La società del lavoro si afferma con i Comuni, con la cultura dei mercanti, delle corporazioni: l’uomo viene ad essere individuato col lavoro che svolge, diventa quello che fa, diventa il suo lavoro. Nasce l’homo faber. Entrambi i fattori che abbiamo riconosciuto essere alla base della modernità sono messi con forza in crisi dalla globalizzazione e dalle nuove tecnologie, che abbattono le frontiere nazionali facendo circolare enormi risorse che scuotono alla radice l’idea stessa della sovranità degli Stati. Si rientra in questo modo nell’ecumene medievale. Al termine di questo secolo breve, gli uomini circolano come nel Medioevo in cui prevalgono le dimensioni del monetario e dell’informazione. La sovranità degli Stati è scossa così come la cultura del lavoro, non solo dalla competizione imposta dalla globalizzazione che costringe a misurarsi con altre società e con tecnologie nuovissime. Grazie all’introduzione delle nuove tecnologie il ciclo produttivo e l’accumulazione primaria di ricchezza potranno essere sostenuti da un numero di occupati pari al 10/15% della popolazione attiva. Emerge, così, un problema antropologico sul futuro dell’umanità di una società senza lavoro. Chiunque intenda pensare al futuro, deve misurarsi per rimettere l’uomo al centro di tutto nella logica di un umanesimo integrato, in quanto l’uomo da solo non va da nessuna parte.

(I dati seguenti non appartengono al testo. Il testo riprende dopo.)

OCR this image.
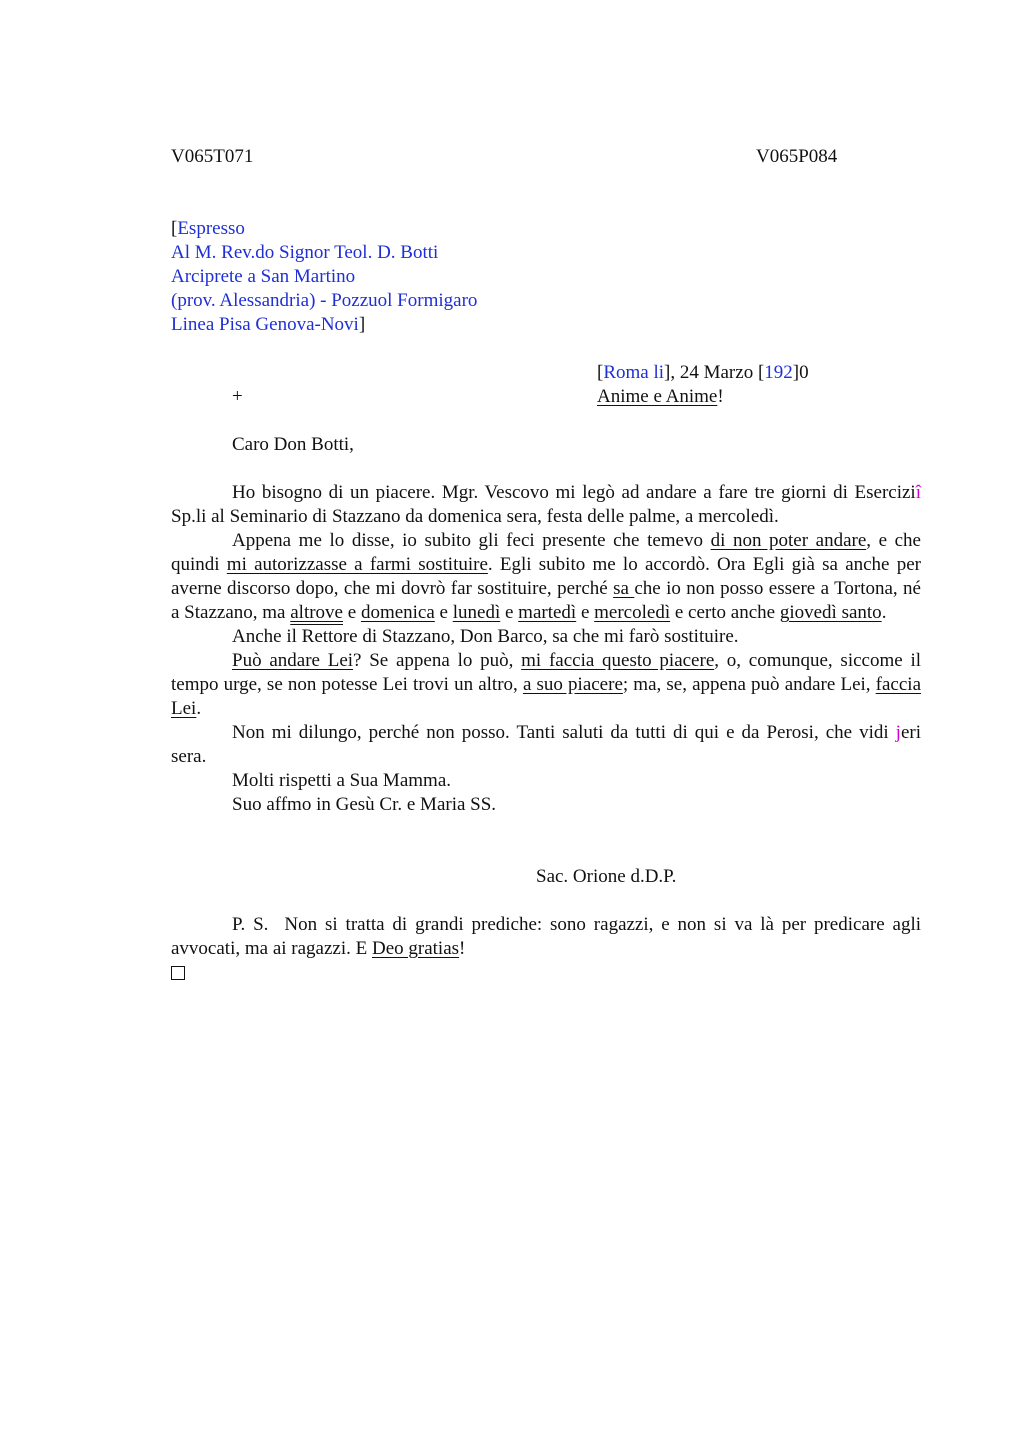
V065T071	V065P084
[Espresso
Al M. Rev.do Signor Teol. D. Botti
Arciprete a San Martino
(prov. Alessandria) - Pozzuol Formigaro
Linea Pisa Genova-Novi]
[Roma li], 24 Marzo [192]0
+	Anime e Anime!

Caro Don Botti,

Ho bisogno di un piacere. Mgr. Vescovo mi legò ad andare a fare tre giorni di Eserciziî Sp.li al Seminario di Stazzano da domenica sera, festa delle palme, a mercoledì.

Appena me lo disse, io subito gli feci presente che temevo di non poter andare, e che quindi mi autorizzasse a farmi sostituire. Egli subito me lo accordò. Ora Egli già sa anche per averne discorso dopo, che mi dovrò far sostituire, perché sa che io non posso essere a Tortona, né a Stazzano, ma altrove e domenica e lunedì e martedì e mercoledì e certo anche giovedì santo.

Anche il Rettore di Stazzano, Don Barco, sa che mi farò sostituire.

Può andare Lei? Se appena lo può, mi faccia questo piacere, o, comunque, siccome il tempo urge, se non potesse Lei trovi un altro, a suo piacere; ma, se, appena può andare Lei, faccia Lei.

Non mi dilungo, perché non posso. Tanti saluti da tutti di qui e da Perosi, che vidi jeri sera.

Molti rispetti a Sua Mamma.

Suo affmo in Gesù Cr. e Maria SS.

Sac. Orione d.D.P.

P. S. Non si tratta di grandi prediche: sono ragazzi, e non si va là per predicare agli avvocati, ma ai ragazzi. E Deo gratias!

Il processo di delocalizzazione del lavoro favorito dalla telematica è stato mitizzato sul piano degli effetti per l’uomo. Chi pensava che la delocalizzazione del lavoro e la telematizzazione delle funzioni sociali potessero servire a decentrare il lavoro ripetitivo ha fatto un utilizzo molto riduttivo delle possibilità e delle potenzialità del telelavoro. La progettazione intercetta dei trend in atto, utilizzando la tendenza naturale degli esseri umani a radicarsi in luoghi piacevoli perché sono luoghi che hanno un’anima. L’homo faber in crisi di identità si incontra con l’homo ludens che è in crescita, perché svolge attività creative, innovative e tenta di far coincidere otium et negotium.


…Concludendo

     Insomma, le nuove tecnologie rischiano di creare un’umanità costituita da uno strato superficiale di sacerdoti telematici che si attesta sul 10% della popolazione complessiva e che si stratifica sul un 90% di consumatori di televisione generalista, mezzi di trasformazione passivi e di rete interattiva globalizzata. In questa prospettiva, gli esseri umani ricostruiscono una dimensione neo-comunitaria che dà la garanzia di ricreare la stessa osmosi etica che c’era tra il villaggio locale e la vita degli ordini medievali. Il primo Medioevo fu caratterizzato da questa dicotomia tra villaggio e monastero, tra cui c’era una continua osmosi di risorse economiche e valoriali. L’uomo del III millennio, o del “nuovo” Medioevo, crea una dimensione in cui il villaggio globale riceve molto dagli ordini globali. Richiamare l’uomo al centro della sua dimensione orizzontale e verticale, forse, è un modo per rispondere agli stati di ansia e di preoccupazione che viaggiano nelle anime e nelle vite degli internauti quanto anche nelle loro “tasche”.